If above is not possible, can it be configured to listen on one public IP address per instance and each time it delivers a message, it use the binded one as outgoing IP address?
If the ip addresses belongs to different subnets, the first could be done with multihop routing giving each outgoing line a weight depending on how often you want it to be used. You can check this chapter from the LARTC for more details.
Another way would be using the same default gateway each time and SNATing outgoing packets using iptables to one of your available ips from the pools using a round robin algorithm. This will also work no matter whether the ips belong to the same subnet or not.
On the other hand, running multiple instances of the mail server on the same machine doesn't seem like a good idea.
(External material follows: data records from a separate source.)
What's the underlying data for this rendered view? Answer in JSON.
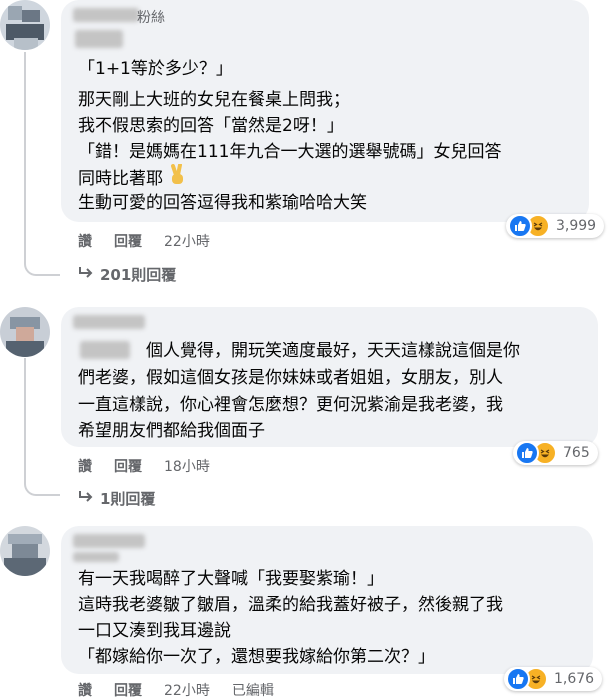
{
  "comments": [
    {
      "author_suffix": "粉絲",
      "lines": [
        "「1+1等於多少？」",
        "那天剛上大班的女兒在餐桌上問我；",
        "我不假思索的回答「當然是2呀！」",
        "「錯！是媽媽在111年九合一大選的選舉號碼」女兒回答",
        "同時比著耶",
        "生動可愛的回答逗得我和紫瑜哈哈大笑"
      ],
      "reaction_count": "3,999",
      "actions": {
        "like": "讚",
        "reply": "回覆",
        "time": "22小時"
      },
      "replies_label": "201則回覆"
    },
    {
      "lines": [
        "個人覺得，開玩笑適度最好，天天這樣說這個是你",
        "們老婆，假如這個女孩是你妹妹或者姐姐，女朋友，別人",
        "一直這樣說，你心裡會怎麼想？更何況紫渝是我老婆，我",
        "希望朋友們都給我個面子"
      ],
      "reaction_count": "765",
      "actions": {
        "like": "讚",
        "reply": "回覆",
        "time": "18小時"
      },
      "replies_label": "1則回覆"
    },
    {
      "lines": [
        "有一天我喝醉了大聲喊「我要娶紫瑜！」",
        "這時我老婆皺了皺眉，溫柔的給我蓋好被子，然後親了我",
        "一口又湊到我耳邊說",
        "「都嫁給你一次了，還想要我嫁給你第二次？」"
      ],
      "reaction_count": "1,676",
      "actions": {
        "like": "讚",
        "reply": "回覆",
        "time": "22小時",
        "edited": "已編輯"
      }
    }
  ],
  "icons": {
    "like": "thumbs-up-icon",
    "haha": "haha-icon",
    "reply_arrow": "reply-arrow-icon",
    "victory": "victory-hand-emoji"
  },
  "colors": {
    "bubble": "#f0f2f5",
    "like": "#1877f2",
    "haha": "#f7b125",
    "secondary_text": "#65676b"
  }
}
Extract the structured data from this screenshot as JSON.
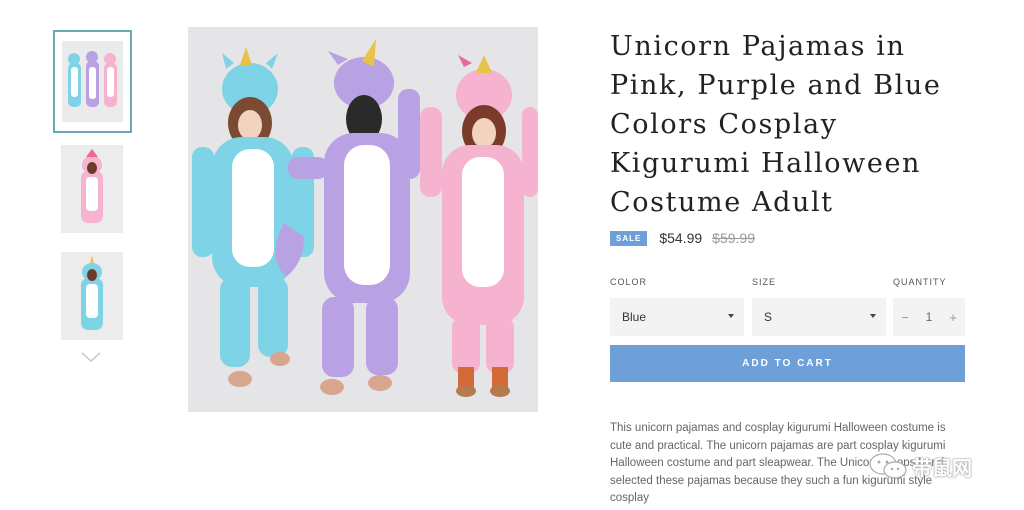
{
  "gallery": {
    "thumbnails": [
      {
        "alt": "three unicorn onesies",
        "active": true
      },
      {
        "alt": "pink unicorn onesie",
        "active": false
      },
      {
        "alt": "blue unicorn onesie",
        "active": false
      }
    ],
    "more_icon": "chevron-down-icon"
  },
  "product": {
    "title": "Unicorn Pajamas in Pink, Purple and Blue Colors Cosplay Kigurumi Halloween Costume Adult",
    "sale_badge": "SALE",
    "price": "$54.99",
    "compare_price": "$59.99",
    "options": {
      "color_label": "COLOR",
      "color_value": "Blue",
      "size_label": "SIZE",
      "size_value": "S",
      "quantity_label": "QUANTITY",
      "quantity_value": "1",
      "minus": "−",
      "plus": "+"
    },
    "add_to_cart": "ADD TO CART",
    "description": "This unicorn pajamas and cosplay kigurumi Halloween costume is cute and practical. The unicorn pajamas are part cosplay kigurumi Halloween costume and part sleapwear. The Unicorn Shops hand selected these pajamas because they such a fun kigurumi style cosplay"
  },
  "watermark": {
    "text": "带鼠网"
  },
  "colors": {
    "accent": "#6f9fd8",
    "thumb_border": "#6aa9b3",
    "blue_suit": "#7fd3e6",
    "purple_suit": "#b9a2e4",
    "pink_suit": "#f5b3cf"
  }
}
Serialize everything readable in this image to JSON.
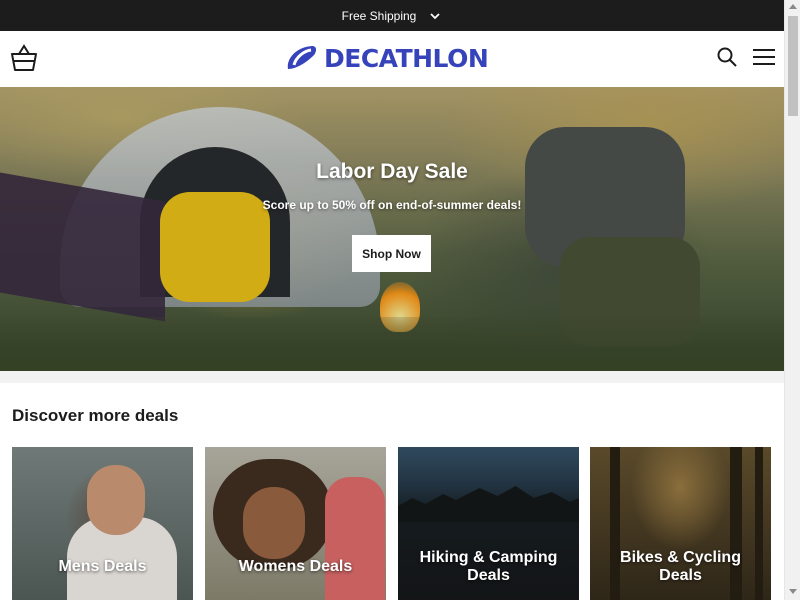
{
  "announcement": {
    "text": "Free Shipping",
    "toggle_icon": "chevron-down-icon"
  },
  "header": {
    "brand": "DECATHLON",
    "brand_color": "#3643ba",
    "icons": {
      "cart": "basket-icon",
      "search": "search-icon",
      "menu": "hamburger-menu-icon"
    }
  },
  "hero": {
    "title": "Labor Day Sale",
    "subtitle": "Score up to 50% off on end-of-summer deals!",
    "cta": "Shop Now"
  },
  "deals": {
    "heading": "Discover more deals",
    "cards": [
      {
        "label": "Mens Deals"
      },
      {
        "label": "Womens Deals"
      },
      {
        "label": "Hiking & Camping Deals"
      },
      {
        "label": "Bikes & Cycling Deals"
      }
    ]
  },
  "colors": {
    "topbar_bg": "#1c1c1c",
    "brand": "#3643ba",
    "text": "#1c1c1c"
  }
}
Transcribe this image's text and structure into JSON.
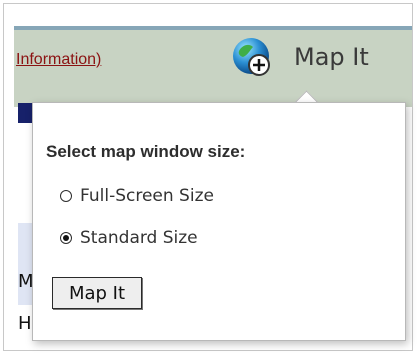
{
  "header": {
    "info_link": "Information)",
    "title": "Map It",
    "icon": "globe-search-icon"
  },
  "underlay": {
    "letter_m": "M",
    "letter_h": "H"
  },
  "popup": {
    "title": "Select map window size:",
    "options": [
      {
        "label": "Full-Screen Size",
        "checked": false
      },
      {
        "label": "Standard Size",
        "checked": true
      }
    ],
    "button": "Map It"
  },
  "colors": {
    "header_bg": "#c8d3c3",
    "header_top": "#86a6b7",
    "link": "#8b1212",
    "accent_dark": "#17216a",
    "accent_light": "#dfe5f4"
  }
}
In theory it could work but you have no real reason to do so and also, I don't think you can set a different routing table within each postfix instance so all outgoing mails would follow the normal hop route to the next relay server.
I have such configuration what you want but with qmail. Cost me lot of efforts to combine different patches to achieve this and even more. Now I can bind an IP to domain , and all incoming and outgoing mail for/from that domain is using this binded ip as well as domainkey signing for that domain. Looking forward if someone can share knowledge about postfix solution with the same result cause I am tired of qmail patching...
You may want to consider using an outbound nat pool for the server, allowing it to take on any IP in the pool at random. Both iptables and pf allow you to do this.